Sub-category: Infections

Symptoms:
back pain; fever; night sweats; weight loss; fatigue; difficulty moving or bending; neurological symptoms if nerves are affected

Root Cause:
A form of tuberculosis that affects the spine, typically caused by Mycobacterium tuberculosis. It often spreads from the lungs via the bloodstream to the vertebrae, leading to bone destruction and abscess formation.

How it's Diagnosed: videos
Diagnosis involves clinical evaluation, imaging (X-rays, MRI, CT scans), positive tuberculosis skin test (TST), blood tests (e.g., TB-PCR, culture), and biopsy of the infected vertebrae.

Treatment:
Treatment includes long-term antibiotic therapy (often a combination of anti-TB drugs) and sometimes surgical intervention to stabilize the spine and drain abscesses if necessary.

Medications:
First-line anti-TB drugs include isoniazid , rifampin , pyrazinamide , and ethambutol . In some cases, corticosteroids are prescribed to reduce inflammation.

Prevalence: How common the health condition is within a specific population.
Tuberculosis of the spine is a rare complication, with Pott's disease occurring in less than 1% of all TB cases. It is more common in individuals with compromised immune systems, such as those with HIV/AIDS.
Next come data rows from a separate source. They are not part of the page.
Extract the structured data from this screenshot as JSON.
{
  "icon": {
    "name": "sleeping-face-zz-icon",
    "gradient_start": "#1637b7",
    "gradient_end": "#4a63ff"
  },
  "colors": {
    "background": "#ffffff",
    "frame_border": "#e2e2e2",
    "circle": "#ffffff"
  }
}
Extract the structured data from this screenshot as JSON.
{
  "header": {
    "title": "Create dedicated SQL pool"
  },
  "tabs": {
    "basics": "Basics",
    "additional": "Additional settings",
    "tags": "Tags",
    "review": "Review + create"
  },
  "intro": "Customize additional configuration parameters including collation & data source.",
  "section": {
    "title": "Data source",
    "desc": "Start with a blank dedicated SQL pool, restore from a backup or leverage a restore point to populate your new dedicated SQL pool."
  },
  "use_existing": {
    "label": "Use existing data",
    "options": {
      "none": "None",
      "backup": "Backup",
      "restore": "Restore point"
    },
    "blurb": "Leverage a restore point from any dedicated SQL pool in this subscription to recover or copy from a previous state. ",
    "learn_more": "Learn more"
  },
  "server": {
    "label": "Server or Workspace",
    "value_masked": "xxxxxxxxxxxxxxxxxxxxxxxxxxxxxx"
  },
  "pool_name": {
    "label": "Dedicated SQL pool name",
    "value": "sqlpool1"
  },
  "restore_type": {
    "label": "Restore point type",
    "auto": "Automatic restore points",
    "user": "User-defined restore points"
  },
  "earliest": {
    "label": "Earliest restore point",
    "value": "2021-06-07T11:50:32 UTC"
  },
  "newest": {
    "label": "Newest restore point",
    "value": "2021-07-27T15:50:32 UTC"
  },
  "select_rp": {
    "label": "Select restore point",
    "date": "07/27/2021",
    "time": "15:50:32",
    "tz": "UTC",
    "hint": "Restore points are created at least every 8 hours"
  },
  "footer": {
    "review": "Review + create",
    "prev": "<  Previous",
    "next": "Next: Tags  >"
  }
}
Risk Factors: Factors or behaviors that increase the likelihood of developing the condition.
Active pulmonary tuberculosis, HIV/AIDS, malnutrition, weakened immune system, and living in or traveling to areas with high rates of TB.

Prognosis: The expected outcome or course of the condition over time.
With appropriate and prolonged treatment, the prognosis is generally good, but delayed treatment can lead to deformities, neurological impairment, or even paraplegia.

Complications: Additional problems or conditions that may arise as a result of the original condition.
Spinal deformities (e.g., kyphosis), neurological damage, paraplegia, chronic pain, and recurrent infections.